Jornal a Tribuna (AC)
Autor: Jairo Barbosa
07 de Mar de 2007
A notícia da escolha do Acre para pesquisas de petróleo e de gás foi comemorada pelos mais diferentes setores sociais e culturais por causa da dimensão do projeto e por causa dos recursos que serão investidos na região. Mas a prospecção de dois combustíveis fósseis em diferentes áreas do território acreano divide opiniões e enfrenta certa
resistência. Os índios manchineris, na terra indígena Mamoadate, região de Assis Brasil, fronteira Brasil-Peru-Bolívia, uma das áreas escolhidas para as pesquisas com cerca mil índios, mostram-se pouco empolgados com a iniciativa.
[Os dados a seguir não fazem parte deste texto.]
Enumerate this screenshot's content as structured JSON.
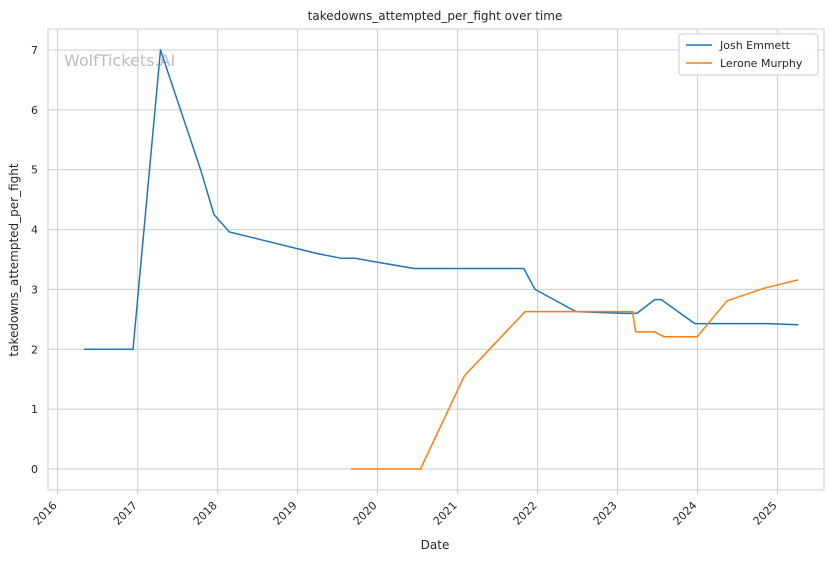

O líder da etnia, Sabá Manchineri, alertou para a escolha da área sem uma prévia consulta a seu povo. Para ele, antes de tudo, é preciso estabelecer uma conduta em que estejam relacionados os benefícios e os riscos que oferecem as pesquisas ao seu povo. "Não adianta dizer que agora vão preservar ou explorar se nós vamos estar sendo arrolados por um processo sem os devidos benefícios. Nós queremos, como povo indígena, participar das discussões. O Estado do Acre precisa explorar? As populações necessitam dessa exploração? Se necessita, vamos buscar os meios para que nos beneficiem não somente para financiar ou beneficiar grupos econômicos e principalmente quando vêm de fora", alertou o
líder indígena. A proposta da Agência Nacional de Petróleo (ANP) é iniciar as pesquisas ainda neste ano, investindo cerca de R$ 75 milhões. O projeto foi apresentado pelo senador Tião Viana (PT), onde se afirma que a existência de petróleo e de gás é tida como certa no subsolo acreano, porque o território do Estado está situado numa
região circundada por regiões de bacias sedimentárias, onde já foi possível constatar a existência de grandes quantidades dos dois combustíveis fósseis. É o caso das bacias produtoras existentes no Amazonas e nas regiões vizinhas da Bolívia e do Peru. Sabá Manchineri defende a preservação dos costumes e da cultura indígena, que, segundo ele, tem sofrido agressões ao longo dos anos. Ele disse ainda que é o momento dos povos indígenas se autovalorizarem. "Nós vamos estar nos pronunciando de maneira mais oficial na mediada em que formos
consultados," garantiu. A exploração de recursos naturais exige uma preparação. Existem riscos e nosso povo vai estar exposto. A prostituição, o alcoolismo e a invasão criam todo um outro vício que não é benéfico pra o nosso povo. Nós já temos essa experiência e espero que isso não se repita", alertou Sabá.